29.10.18

Tarver assent key to Shreveport mayor's race

As if on cue, Democrat state Sen. Greg Tarver did his best to lay rest to rumors that he disavowed less than completely Democrat lawyer Adrian Perkins’ candidacy for Shreveport mayor.

First in print, then over the air, Tarver tried to dispute conjecture that he staged a public break with Perkins, who as of May was dating his daughter (although apparently in long-distance fashion as Perkins recently graduated from Harvard Law School), while supporting him behind the scenes. For months some observers had linked the two together, and questioned the genuineness of a summer statement by Tarver announcing his withdrawal of support.

Tarver cited two reasons for his rejection: that Perkins, a Caddo Parish registrant since 2007 (just after he reached the age of voting eligibility), never had voted, and that he actually didn’t really reside in the parish and lied to Tarver about that. Before entering school, where one can live outside a parish but still be considered a resident while attending a higher education institution, Perkins’ military career had him stationed in Georgia, where he has owned a house for several years. However, since 2016 he has had registration at his mother’s house in Shreveport.

For Tarver, his complaints come about Perkins’ credibility. He calls Perkins’ deceptive over his residency and disingenuous over his commitment to Shreveport by his failure to vote ever. But these specific grievances lead to larger questions that could circulate among the public.

Essentially, Tarver’s shining the spotlight on these matters invites the electorate to question whether it would want someone in office who, until months ago, seemed indifferent to the community. It highlights that Perkins hardly has lived there and appeared so detached from the issues surrounding it that he couldn’t be bothered to request and fill out an absentee ballot even once in over a decade.

That information also detracts from Perkins’ outsider image, as someone who travelled around and served his country ready to return home and bring a fresh perspective to governance. Such candidates have come more into vogue in the past few years, but at least they typically have involved themselves in community affairs to some degree. In effect, Tarver’s charges make Perkins more of an international man of mystery, mutating the image of Perkins as an everyman free of past political connections who can appeal across multiple constituencies into one of an empty vessel with an unknown agenda potentially willing to shill for whatever interests back him.

(As to those interests, Perkins’ campaign finance filing doesn’t give away much. Besides the fact a number of donations don’t come with the legally-required address and a number come from the east coast, some local old-line white Democrats gave, most prominently the campaign committee of former Mayor Keith Hightower.)

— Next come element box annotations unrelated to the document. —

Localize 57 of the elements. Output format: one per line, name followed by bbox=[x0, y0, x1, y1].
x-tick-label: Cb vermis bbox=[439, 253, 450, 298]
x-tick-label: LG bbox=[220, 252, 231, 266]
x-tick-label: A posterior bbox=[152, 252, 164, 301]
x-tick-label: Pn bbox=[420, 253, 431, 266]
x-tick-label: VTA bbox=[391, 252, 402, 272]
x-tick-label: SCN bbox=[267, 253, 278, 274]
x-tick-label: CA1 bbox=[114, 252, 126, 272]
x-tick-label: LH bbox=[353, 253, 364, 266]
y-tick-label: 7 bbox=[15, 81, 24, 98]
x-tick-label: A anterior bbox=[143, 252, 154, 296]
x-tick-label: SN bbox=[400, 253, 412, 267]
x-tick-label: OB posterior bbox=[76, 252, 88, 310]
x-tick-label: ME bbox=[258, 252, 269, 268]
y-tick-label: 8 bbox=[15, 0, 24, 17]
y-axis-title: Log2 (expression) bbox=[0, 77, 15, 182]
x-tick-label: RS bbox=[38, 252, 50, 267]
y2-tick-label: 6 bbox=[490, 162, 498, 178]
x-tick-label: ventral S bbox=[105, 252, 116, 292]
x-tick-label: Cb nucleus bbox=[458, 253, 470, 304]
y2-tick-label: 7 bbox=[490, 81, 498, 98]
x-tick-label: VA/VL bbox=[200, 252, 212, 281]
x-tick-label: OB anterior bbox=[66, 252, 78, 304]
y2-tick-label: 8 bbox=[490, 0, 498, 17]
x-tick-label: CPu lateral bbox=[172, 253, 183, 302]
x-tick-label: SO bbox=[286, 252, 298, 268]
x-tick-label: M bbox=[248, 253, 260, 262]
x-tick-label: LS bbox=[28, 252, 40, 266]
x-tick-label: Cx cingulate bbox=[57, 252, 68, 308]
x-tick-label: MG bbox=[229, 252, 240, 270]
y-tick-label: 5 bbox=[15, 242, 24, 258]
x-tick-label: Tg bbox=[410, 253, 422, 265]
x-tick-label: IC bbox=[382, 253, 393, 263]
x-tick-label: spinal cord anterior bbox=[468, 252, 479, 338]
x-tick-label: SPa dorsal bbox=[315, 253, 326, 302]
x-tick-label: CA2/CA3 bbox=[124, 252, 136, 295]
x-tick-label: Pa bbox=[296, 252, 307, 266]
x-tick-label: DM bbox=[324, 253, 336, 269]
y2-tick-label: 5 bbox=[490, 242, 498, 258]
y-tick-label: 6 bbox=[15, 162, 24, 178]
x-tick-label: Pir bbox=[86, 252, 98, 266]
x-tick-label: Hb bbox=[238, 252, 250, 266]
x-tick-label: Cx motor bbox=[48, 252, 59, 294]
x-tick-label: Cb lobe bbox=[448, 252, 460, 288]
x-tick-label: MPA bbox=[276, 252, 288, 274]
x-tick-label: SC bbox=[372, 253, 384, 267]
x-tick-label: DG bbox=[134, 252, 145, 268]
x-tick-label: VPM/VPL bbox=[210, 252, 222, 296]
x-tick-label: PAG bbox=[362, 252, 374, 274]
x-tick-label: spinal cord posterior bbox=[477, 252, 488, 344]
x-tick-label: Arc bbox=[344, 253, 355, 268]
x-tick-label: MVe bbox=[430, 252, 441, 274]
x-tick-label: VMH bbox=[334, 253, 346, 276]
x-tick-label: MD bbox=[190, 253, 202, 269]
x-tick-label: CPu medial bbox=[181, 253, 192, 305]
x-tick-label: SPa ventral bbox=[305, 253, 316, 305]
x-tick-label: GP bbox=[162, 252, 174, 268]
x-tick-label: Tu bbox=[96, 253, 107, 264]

This kind of profile typically doesn’t endear itself to voters. So, it’s very hard to argue that some kind of Tarver subterfuge continues when he actively disseminates such a negative portrayal to the electorate.

And he seems genuine in asserting that he hasn’t decided publicly who to support. While he called Democrat incumbent Mayor Ollie Tyler a “fine leader,” at the same time he said the city would “be a Detroit” in the near future because “the city is in trouble,” which appears to cast doubt on her governance skills. It seems unlikely he would vote for the city’s rival black political faction’s candidate Democrat Parish Commissioner Stephen Jackson, and while he has shown a streak of pragmatism in his legislative career to back Republican initiatives from time to time, it might ask too much for him to vote for either major GOP candidate, Republican businessman Lee Savage, and Republican retired law enforcement officer Jim Taliaferro.

As Tarver heads the other major black faction in Shreveport, whatever signal he gives could swing an election where the incumbent has a plurality of support but soft at that, the Republicans split their base’s support, and the other major black faction has had a difficult time getting its adherents interested in Jackson. But if he gives the word publicly or otherwise, whoever that name then stands a pretty good chance of making an inevitable runoff.